A Salesforce org rarely fails all at once. It degrades quietly: a workaround here, an unused field there, a report no one trusts, until adoption slips and leadership stops believing the numbers. A health check finds the rot before it costs you a re-implementation. Here is what a real one covers, and a checklist you can run yourself.
What a health check actually examines
A useful Salesforce health check goes well beyond "is it up." It looks at whether the org still fits the business, whether the data can be trusted, and whether the people who depend on it actually use it.
- Data quality: duplicates, missing required fields, stale records, and validation gaps that quietly corrupt reporting.
- Configuration health: unused fields and page layouts, overlapping automation, conflicting flows, and technical debt that slows every future change.
- Security and access: profiles, permission sets, sharing rules, and admin access that have drifted from least-privilege over time.
- Adoption: who logs in, who updates records, and where the process has quietly moved to spreadsheets.
- Reporting and forecasting: whether dashboards reflect reality and whether leadership trusts the forecast.
- Integrations: sync health across the connected stack (marketing, ERP, Gong, billing) and where data is silently failing to move.
- AI and automation readiness: whether the data and structure are clean enough to support Agentforce and automation without scaling the mess.
A do-it-yourself checklist
You can get a rough read in an afternoon. Pull these and look for the obvious red flags.
- Run a duplicate report on accounts, contacts, and leads. More than a few percent is a problem.
- Count custom fields per object and how many are actually populated. Lots of empty fields signal scope creep.
- List active flows, process builders, and triggers. Multiple automations on the same object are a reliability risk.
- Check login frequency by team. Low logins among the people who should live in the CRM is an adoption alarm.
- Ask three leaders if they trust the forecast. If the answer is no, the data model or the process needs work.
How to score what you find
A finding only matters if you can act on it. As you work through the org, sort each issue by how much it hurts and how hard it is to fix. That single step turns a long, demoralizing list into a plan.
- Critical: actively corrupting data or blocking adoption right now. Duplicate accounts feeding the forecast, a broken integration silently dropping records, an automation writing bad values. Fix these first.
- High: not on fire today, but compounding. Overlapping flows, permission sprawl, and unused customizations that make every future change slower and riskier.
- Moderate: friction and clutter. Stale fields, unused reports, and layouts that confuse new users. Worth cleaning up in batches.
- Low: cosmetic or nice-to-have. Track it, but do not let it crowd out the work that moves the number.

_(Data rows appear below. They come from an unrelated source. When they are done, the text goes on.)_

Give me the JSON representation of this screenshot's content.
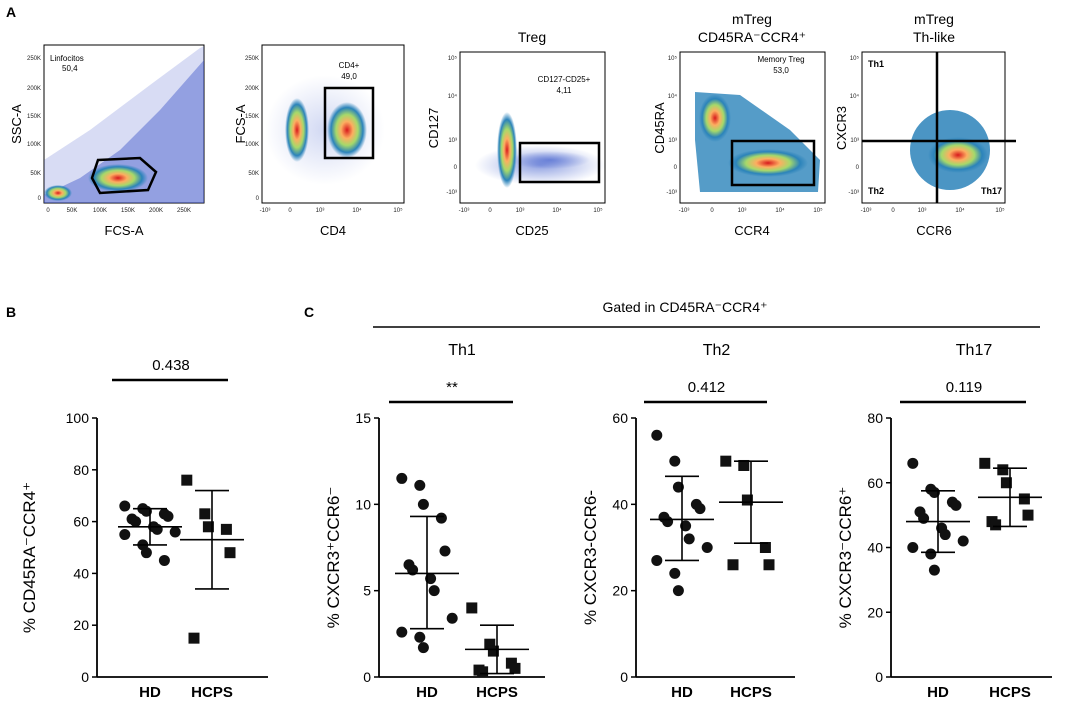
{
  "panel_labels": {
    "A": "A",
    "B": "B",
    "C": "C"
  },
  "flow": [
    {
      "title": [],
      "xlabel": "FCS-A",
      "ylabel": "SSC-A",
      "gate_label": [
        "Linfocitos",
        "50,4"
      ],
      "corner": [],
      "xticks": [
        "0",
        "50K",
        "100K",
        "150K",
        "200K",
        "250K"
      ],
      "yticks": [
        "0",
        "50K",
        "100K",
        "150K",
        "200K",
        "250K"
      ]
    },
    {
      "title": [],
      "xlabel": "CD4",
      "ylabel": "FCS-A",
      "gate_label": [
        "CD4+",
        "49,0"
      ],
      "corner": [],
      "xticks": [
        "-10³",
        "0",
        "10³",
        "10⁴",
        "10⁵"
      ],
      "yticks": [
        "0",
        "50K",
        "100K",
        "150K",
        "200K",
        "250K"
      ]
    },
    {
      "title": [
        "Treg"
      ],
      "xlabel": "CD25",
      "ylabel": "CD127",
      "gate_label": [
        "CD127-CD25+",
        "4,11"
      ],
      "corner": [],
      "xticks": [
        "-10³",
        "0",
        "10³",
        "10⁴",
        "10⁵"
      ],
      "yticks": [
        "10⁵",
        "10⁴",
        "10³",
        "0",
        "-10³"
      ]
    },
    {
      "title": [
        "mTreg",
        "CD45RA⁻CCR4⁺"
      ],
      "xlabel": "CCR4",
      "ylabel": "CD45RA",
      "gate_label": [
        "Memory Treg",
        "53,0"
      ],
      "corner": [],
      "xticks": [
        "-10³",
        "0",
        "10³",
        "10⁴",
        "10⁵"
      ],
      "yticks": [
        "10⁵",
        "10⁴",
        "10³",
        "0",
        "-10³"
      ]
    },
    {
      "title": [
        "mTreg",
        "Th-like"
      ],
      "xlabel": "CCR6",
      "ylabel": "CXCR3",
      "gate_label": [],
      "corner": [
        "Th1",
        "Th2",
        "Th17"
      ],
      "xticks": [
        "-10³",
        "0",
        "10³",
        "10⁴",
        "10⁵"
      ],
      "yticks": [
        "10⁵",
        "10⁴",
        "10³",
        "0",
        "-10³"
      ]
    }
  ],
  "gated_header": "Gated in CD45RA⁻CCR4⁺",
  "chart_data": [
    {
      "type": "scatter",
      "title": "",
      "ylabel": "% CD45RA⁻CCR4⁺",
      "ylim": [
        0,
        100
      ],
      "yticks": [
        "0",
        "20",
        "40",
        "60",
        "80",
        "100"
      ],
      "categories": [
        "HD",
        "HCPS"
      ],
      "p_value": "0.438",
      "series": [
        {
          "name": "HD",
          "marker": "circle",
          "values": [
            66,
            65,
            64,
            63,
            62,
            61,
            60,
            58,
            57,
            56,
            55,
            51,
            48,
            45
          ],
          "mean": 58,
          "sd_low": 51,
          "sd_high": 65
        },
        {
          "name": "HCPS",
          "marker": "square",
          "values": [
            76,
            63,
            58,
            57,
            48,
            15
          ],
          "mean": 53,
          "sd_low": 34,
          "sd_high": 72
        }
      ]
    },
    {
      "type": "scatter",
      "title": "Th1",
      "ylabel": "% CXCR3⁺CCR6⁻",
      "ylim": [
        0,
        15
      ],
      "yticks": [
        "0",
        "5",
        "10",
        "15"
      ],
      "categories": [
        "HD",
        "HCPS"
      ],
      "p_value": "**",
      "series": [
        {
          "name": "HD",
          "marker": "circle",
          "values": [
            11.5,
            11.1,
            10.0,
            9.2,
            7.3,
            6.5,
            6.2,
            5.7,
            5.0,
            3.4,
            2.6,
            2.3,
            1.7
          ],
          "mean": 6.0,
          "sd_low": 2.8,
          "sd_high": 9.3
        },
        {
          "name": "HCPS",
          "marker": "square",
          "values": [
            4.0,
            1.9,
            1.5,
            0.8,
            0.5,
            0.4,
            0.3
          ],
          "mean": 1.6,
          "sd_low": 0.2,
          "sd_high": 3.0
        }
      ]
    },
    {
      "type": "scatter",
      "title": "Th2",
      "ylabel": "% CXCR3-CCR6-",
      "ylim": [
        0,
        60
      ],
      "yticks": [
        "0",
        "20",
        "40",
        "60"
      ],
      "categories": [
        "HD",
        "HCPS"
      ],
      "p_value": "0.412",
      "series": [
        {
          "name": "HD",
          "marker": "circle",
          "values": [
            56,
            50,
            44,
            40,
            39,
            37,
            36,
            35,
            32,
            30,
            27,
            24,
            20
          ],
          "mean": 36.5,
          "sd_low": 27,
          "sd_high": 46.5
        },
        {
          "name": "HCPS",
          "marker": "square",
          "values": [
            50,
            49,
            41,
            30,
            26,
            26
          ],
          "mean": 40.5,
          "sd_low": 31,
          "sd_high": 50
        }
      ]
    },
    {
      "type": "scatter",
      "title": "Th17",
      "ylabel": "% CXCR3⁻CCR6⁺",
      "ylim": [
        0,
        80
      ],
      "yticks": [
        "0",
        "20",
        "40",
        "60",
        "80"
      ],
      "categories": [
        "HD",
        "HCPS"
      ],
      "p_value": "0.119",
      "series": [
        {
          "name": "HD",
          "marker": "circle",
          "values": [
            66,
            58,
            57,
            54,
            53,
            51,
            49,
            46,
            44,
            42,
            40,
            38,
            33
          ],
          "mean": 48,
          "sd_low": 38.5,
          "sd_high": 57.5
        },
        {
          "name": "HCPS",
          "marker": "square",
          "values": [
            66,
            64,
            60,
            55,
            50,
            48,
            47
          ],
          "mean": 55.5,
          "sd_low": 46.5,
          "sd_high": 64.5
        }
      ]
    }
  ]
}
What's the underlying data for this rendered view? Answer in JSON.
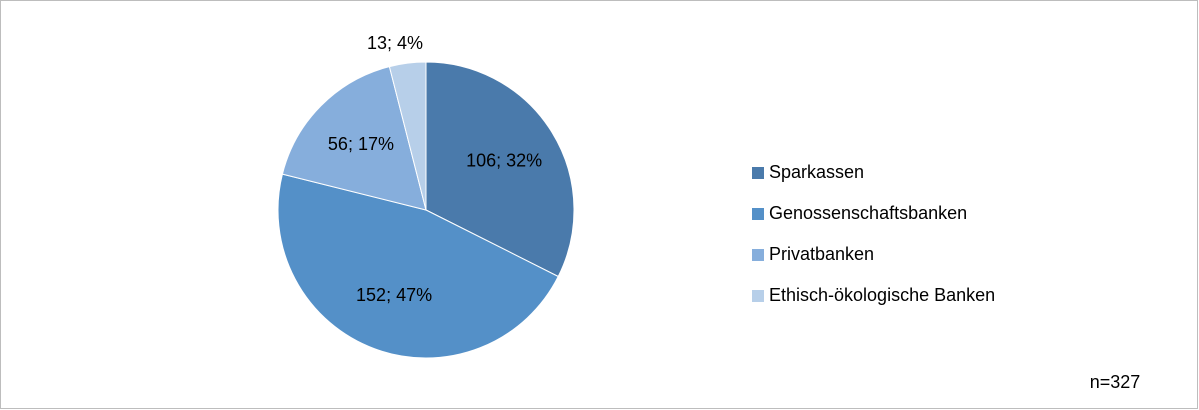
{
  "chart_data": {
    "type": "pie",
    "categories": [
      "Sparkassen",
      "Genossenschaftsbanken",
      "Privatbanken",
      "Ethisch-ökologische Banken"
    ],
    "values": [
      106,
      152,
      56,
      13
    ],
    "value_labels": [
      "106; 32%",
      "152; 47%",
      "56; 17%",
      "13; 4%"
    ],
    "colors": [
      "#4a7aab",
      "#5490c8",
      "#86aedc",
      "#b7cfe9"
    ],
    "legend": "right",
    "annotation": "n=327"
  }
}
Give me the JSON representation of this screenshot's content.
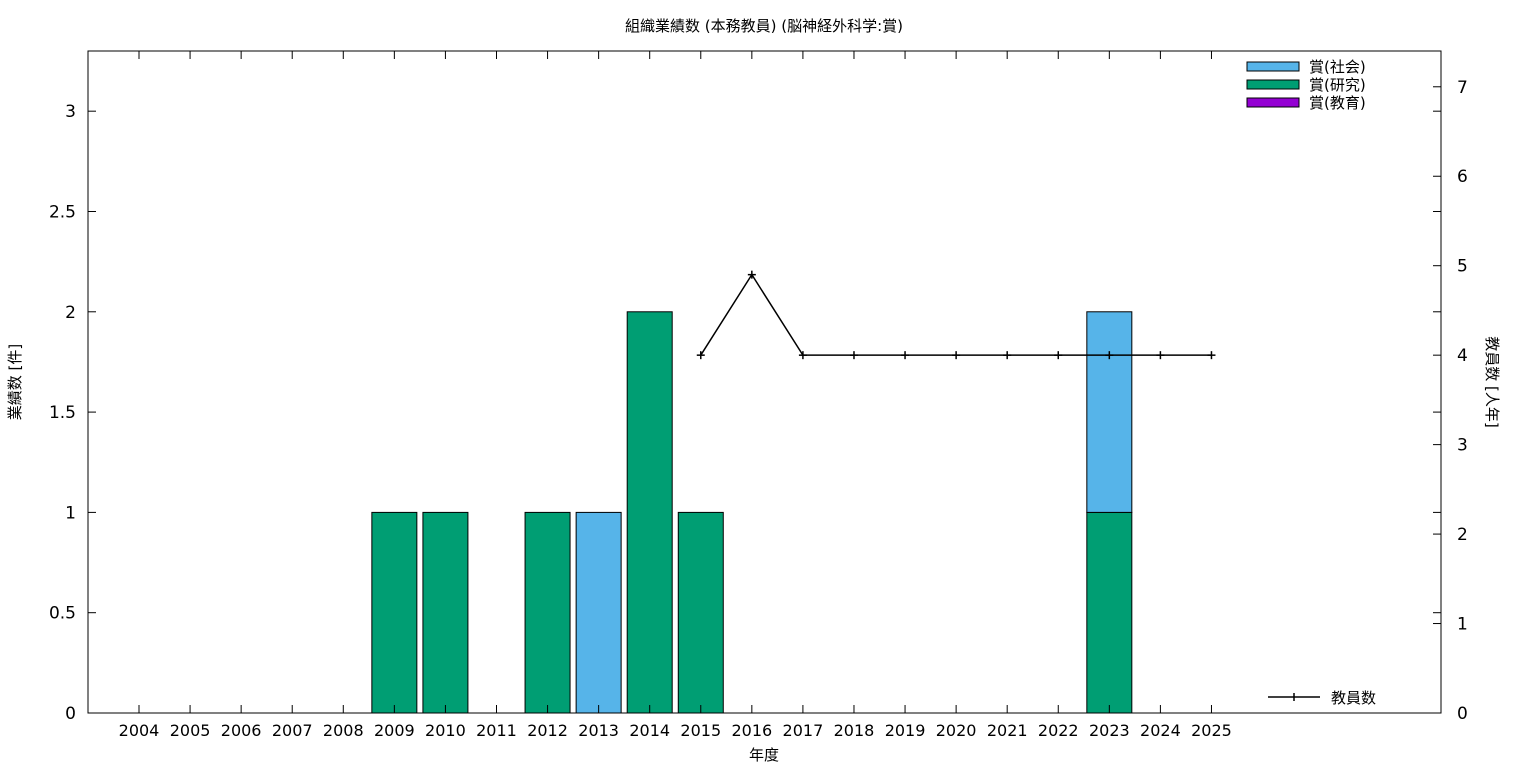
{
  "chart_data": {
    "type": "bar",
    "stacked": true,
    "title": "組織業績数 (本務教員) (脳神経外科学:賞)",
    "xlabel": "年度",
    "ylabel": "業績数 [件]",
    "y2label": "教員数 [人年]",
    "categories": [
      "2004",
      "2005",
      "2006",
      "2007",
      "2008",
      "2009",
      "2010",
      "2011",
      "2012",
      "2013",
      "2014",
      "2015",
      "2016",
      "2017",
      "2018",
      "2019",
      "2020",
      "2021",
      "2022",
      "2023",
      "2024",
      "2025"
    ],
    "ylim": [
      0,
      3.3
    ],
    "y_ticks": [
      "0",
      "0.5",
      "1",
      "1.5",
      "2",
      "2.5",
      "3"
    ],
    "y2lim": [
      0,
      7.4
    ],
    "y2_ticks": [
      "0",
      "1",
      "2",
      "3",
      "4",
      "5",
      "6",
      "7"
    ],
    "grid": false,
    "legend_position": "top-right",
    "line_legend_position": "bottom-right",
    "series": [
      {
        "name": "賞(研究)",
        "color": "#009e73",
        "values": [
          0,
          0,
          0,
          0,
          0,
          1,
          1,
          0,
          1,
          0,
          2,
          1,
          0,
          0,
          0,
          0,
          0,
          0,
          0,
          1,
          0,
          0
        ]
      },
      {
        "name": "賞(社会)",
        "color": "#56b4e9",
        "values": [
          0,
          0,
          0,
          0,
          0,
          0,
          0,
          0,
          0,
          1,
          0,
          0,
          0,
          0,
          0,
          0,
          0,
          0,
          0,
          1,
          0,
          0
        ]
      },
      {
        "name": "賞(教育)",
        "color": "#9400d3",
        "values": [
          0,
          0,
          0,
          0,
          0,
          0,
          0,
          0,
          0,
          0,
          0,
          0,
          0,
          0,
          0,
          0,
          0,
          0,
          0,
          0,
          0,
          0
        ]
      }
    ],
    "legend_order": [
      "賞(社会)",
      "賞(研究)",
      "賞(教育)"
    ],
    "line_series": {
      "name": "教員数",
      "color": "#000000",
      "axis": "y2",
      "x": [
        "2015",
        "2016",
        "2017",
        "2018",
        "2019",
        "2020",
        "2021",
        "2022",
        "2023",
        "2024",
        "2025"
      ],
      "values": [
        4,
        4.9,
        4,
        4,
        4,
        4,
        4,
        4,
        4,
        4,
        4
      ]
    }
  }
}
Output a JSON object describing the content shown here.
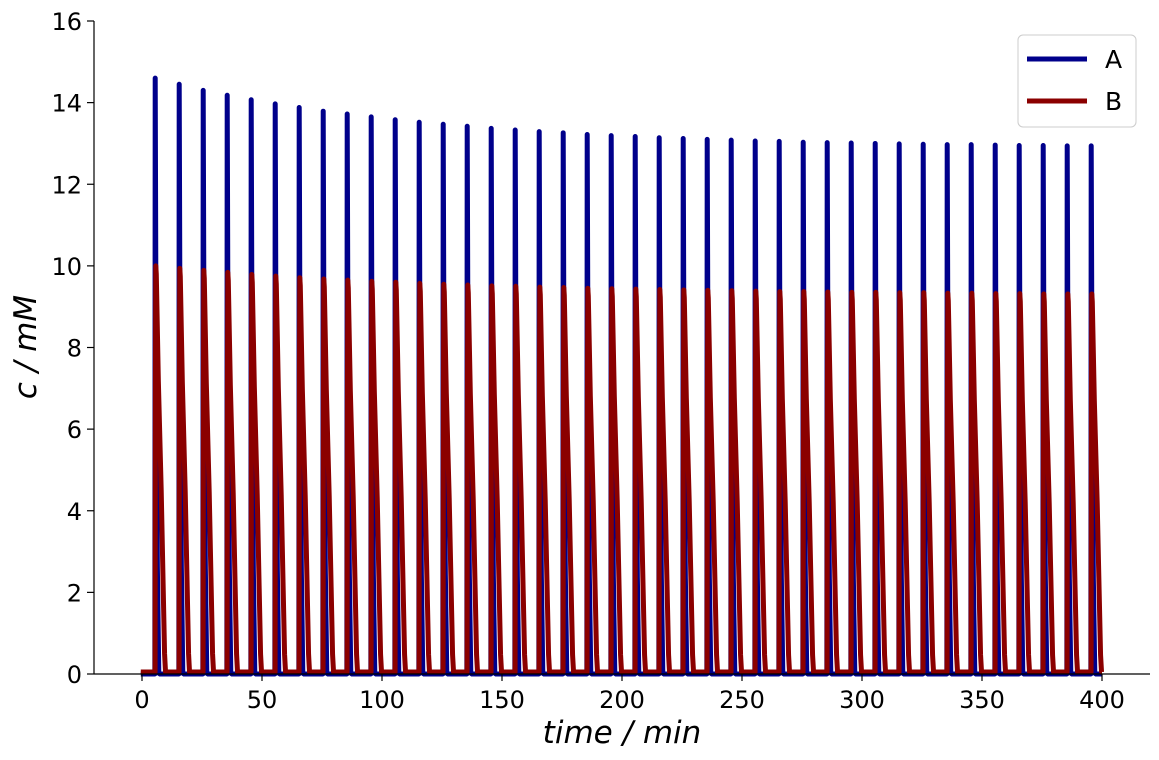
{
  "chart_data": {
    "type": "line",
    "title": "",
    "xlabel": "time / min",
    "ylabel": "c / mM",
    "xlim": [
      -20,
      420
    ],
    "ylim": [
      0,
      16
    ],
    "xticks": [
      0,
      50,
      100,
      150,
      200,
      250,
      300,
      350,
      400
    ],
    "yticks": [
      0,
      2,
      4,
      6,
      8,
      10,
      12,
      14,
      16
    ],
    "legend_position": "top-right",
    "grid": false,
    "series": [
      {
        "name": "A",
        "color": "#00008B",
        "pulse_times": [
          5.5,
          15.5,
          25.5,
          35.5,
          45.5,
          55.5,
          65.5,
          75.5,
          85.5,
          95.5,
          105.5,
          115.5,
          125.5,
          135.5,
          145.5,
          155.5,
          165.5,
          175.5,
          185.5,
          195.5,
          205.5,
          215.5,
          225.5,
          235.5,
          245.5,
          255.5,
          265.5,
          275.5,
          285.5,
          295.5,
          305.5,
          315.5,
          325.5,
          335.5,
          345.5,
          355.5,
          365.5,
          375.5,
          385.5,
          395.5
        ],
        "peak_values": [
          14.6,
          14.45,
          14.3,
          14.18,
          14.07,
          13.97,
          13.88,
          13.79,
          13.72,
          13.65,
          13.58,
          13.52,
          13.47,
          13.42,
          13.37,
          13.33,
          13.29,
          13.26,
          13.22,
          13.19,
          13.17,
          13.14,
          13.12,
          13.1,
          13.08,
          13.06,
          13.05,
          13.03,
          13.02,
          13.01,
          13.0,
          12.99,
          12.98,
          12.97,
          12.97,
          12.96,
          12.95,
          12.95,
          12.94,
          12.94
        ],
        "baseline": 0.0
      },
      {
        "name": "B",
        "color": "#8B0000",
        "pulse_times": [
          5.5,
          15.5,
          25.5,
          35.5,
          45.5,
          55.5,
          65.5,
          75.5,
          85.5,
          95.5,
          105.5,
          115.5,
          125.5,
          135.5,
          145.5,
          155.5,
          165.5,
          175.5,
          185.5,
          195.5,
          205.5,
          215.5,
          225.5,
          235.5,
          245.5,
          255.5,
          265.5,
          275.5,
          285.5,
          295.5,
          305.5,
          315.5,
          325.5,
          335.5,
          345.5,
          355.5,
          365.5,
          375.5,
          385.5,
          395.5
        ],
        "peak_values": [
          10.0,
          9.94,
          9.89,
          9.84,
          9.79,
          9.75,
          9.71,
          9.68,
          9.65,
          9.62,
          9.6,
          9.57,
          9.55,
          9.53,
          9.51,
          9.5,
          9.48,
          9.47,
          9.45,
          9.44,
          9.43,
          9.42,
          9.41,
          9.4,
          9.39,
          9.38,
          9.37,
          9.37,
          9.36,
          9.35,
          9.35,
          9.34,
          9.34,
          9.33,
          9.33,
          9.32,
          9.32,
          9.31,
          9.31,
          9.31
        ],
        "baseline": 0.05
      }
    ]
  }
}
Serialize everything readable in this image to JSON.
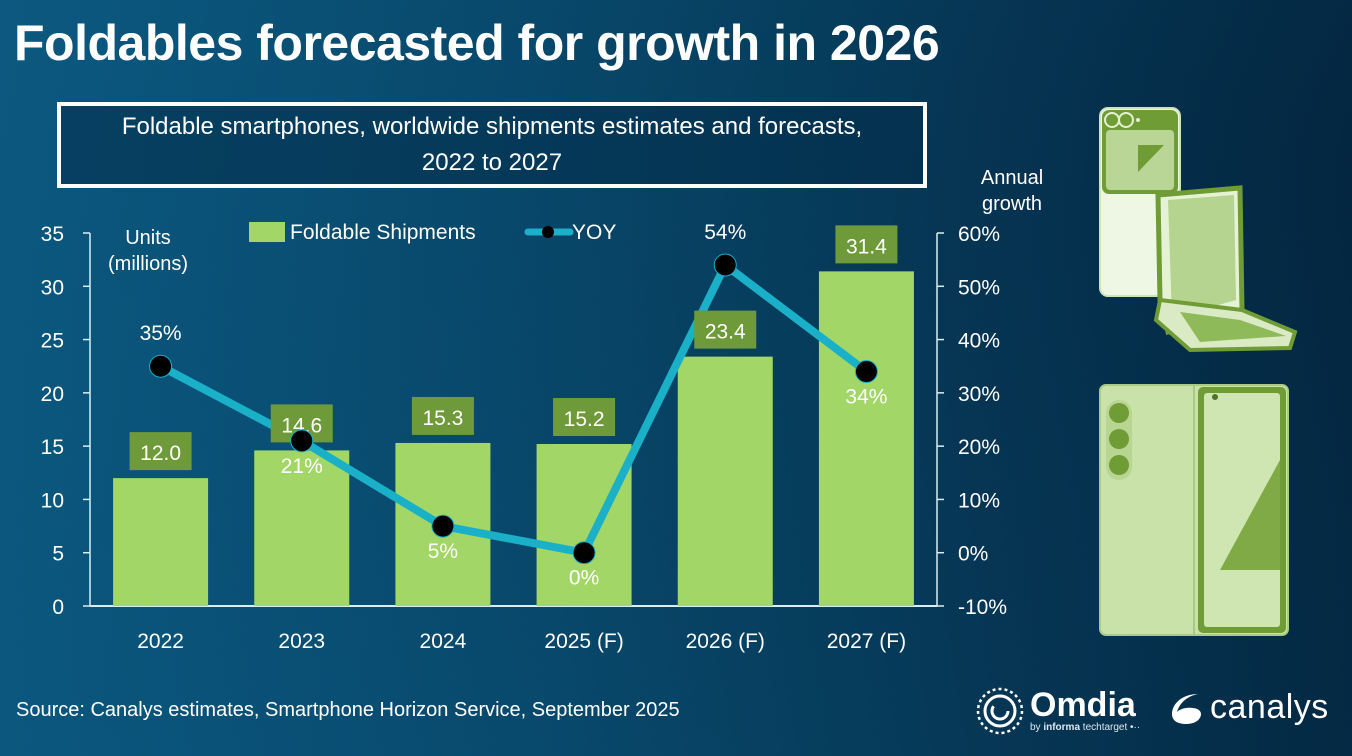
{
  "header": {
    "title": "Foldables forecasted for growth in 2026",
    "subtitle": "Foldable smartphones, worldwide shipments estimates and forecasts, 2022 to 2027"
  },
  "footer": {
    "source": "Source: Canalys estimates, Smartphone Horizon Service, September 2025",
    "logos": {
      "omdia": "Omdia",
      "omdia_tagline_prefix": "by",
      "omdia_tagline_brand": "informa",
      "omdia_tagline_suffix": "techtarget",
      "canalys": "canalys"
    }
  },
  "colors": {
    "bar": "#a2d667",
    "bar_label_bg": "#6e9a3a",
    "line": "#1ab1c8",
    "marker": "#000000",
    "axis": "#d8eef5"
  },
  "chart_data": {
    "type": "bar",
    "title": "Foldable smartphones, worldwide shipments estimates and forecasts, 2022 to 2027",
    "categories": [
      "2022",
      "2023",
      "2024",
      "2025 (F)",
      "2026 (F)",
      "2027 (F)"
    ],
    "series": [
      {
        "name": "Foldable Shipments",
        "type": "bar",
        "axis": "left",
        "values": [
          12.0,
          14.6,
          15.3,
          15.2,
          23.4,
          31.4
        ],
        "labels": [
          "12.0",
          "14.6",
          "15.3",
          "15.2",
          "23.4",
          "31.4"
        ]
      },
      {
        "name": "YOY",
        "type": "line",
        "axis": "right",
        "values": [
          35,
          21,
          5,
          0,
          54,
          34
        ],
        "labels": [
          "35%",
          "21%",
          "5%",
          "0%",
          "54%",
          "34%"
        ],
        "label_positions": [
          "above",
          "below",
          "below",
          "below",
          "above",
          "below"
        ]
      }
    ],
    "ylabel_left": [
      "Units",
      "(millions)"
    ],
    "ylabel_right": [
      "Annual",
      "growth"
    ],
    "ylim_left": [
      0,
      35
    ],
    "yticks_left": [
      0,
      5,
      10,
      15,
      20,
      25,
      30,
      35
    ],
    "ylim_right": [
      -10,
      60
    ],
    "yticks_right": [
      "-10%",
      "0%",
      "10%",
      "20%",
      "30%",
      "40%",
      "50%",
      "60%"
    ],
    "yticks_right_values": [
      -10,
      0,
      10,
      20,
      30,
      40,
      50,
      60
    ],
    "grid": false,
    "legend": {
      "placement": "top-center",
      "items": [
        "Foldable Shipments",
        "YOY"
      ]
    }
  }
}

What good actually looks like
It helps to know the target. A healthy org is not one with the most features turned on. It is one where the data is trusted, the automation is understood, and the people who depend on it use it without fighting it.
- Duplicate rates are low and there is a rule preventing new ones, not just periodic cleanup.
- Every automation on an object is documented and has a clear owner. No one is afraid to change a flow.
- Access follows least privilege, and admin rights are limited to the people who actually administer.
- The teams who should live in the CRM log in daily and update records in the system, not in side spreadsheets.
- Leadership trusts the dashboards enough to run the business off them.
From findings to a roadmap
The output of a health check should be a sequenced plan, not a 60-page audit no one reads. Group the critical and high items into a first phase with clear before-and-after measures, schedule the moderate cleanup into normal admin cycles, and decide explicitly what you are choosing not to do. The goal is momentum: a handful of fixes that rebuild trust in the system, followed by a steady cadence that keeps it healthy.